According to a just-released pair of studies out of the Netherlands, newly diagnosed HIV+ people will live a near-normal lifespan provided they begin treatment fairly soon after infection. With that proviso, a typical person diagnosed at age 25 is expected to live another 52.2 years, yielding an average lifespan scarcely different from the uninfected. It should be noted that patients who were forced to begin treatment within six months of infection due to an HIV-related illness were excluded from the study cohort.
During the study 118 patients died, indicating an annual mortality rate of 0.67% a year (one death in 150 patients a year).

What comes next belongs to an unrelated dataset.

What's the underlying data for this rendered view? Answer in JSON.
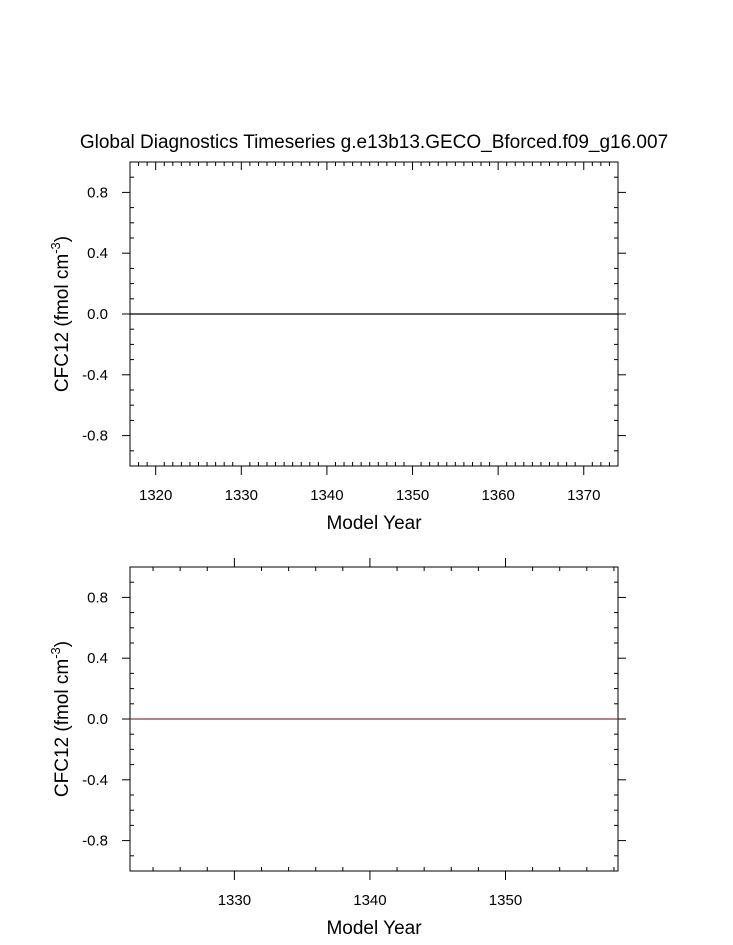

The only predictors, at 24 weeks, of death in the next few years were HIV-related but not AIDS-defining symptoms, coming from somewhere other than developed countries or sub-Saharan Africa, and age – there was a doubling in the risk of death for every 14 years older at diagnosis. This mortality rate enabled the researchers to compute life expectancies. For a patient diagnosed at the age of 25 the life expectancy came out at 52.7 years – in other words they would die, on average, at the age of 77.7. This was scarcely different to the life expectancy for 25 year olds in the general Dutch population – 53.1 years.
Men and women diagnosed aged 25 could expect to live just five months less than HIV-negative people and men diagnosed at age 55 would live 1.3 years less (women 1.5 years less). For patients diagnosed with HIV (but not AIDS) symptoms the figure was two years shorter for men and women diagnosed at 25, and six and 7.5 years shorter for men and women respectively diagnosed at 55. The researchers comment: “The life expectancy of asymptomatic HIV-infected patients who are still treatment-naive and have not experienced [an HIV or AIDS-defining symptom] at 24 weeks after diagnosis approaches that of age and gender-matched uninfected individuals.”
It should go without saying that while this is indeed encouraging news, the long-term side effects of HIV medications are increasingly thought to accelerate many physical and mental conditions normally seen in the very elderly. While HIV meds continue to be refined and improved, there is absolutely no excuse to carelessly shackle the rest of your life to often brutal chemotherapy.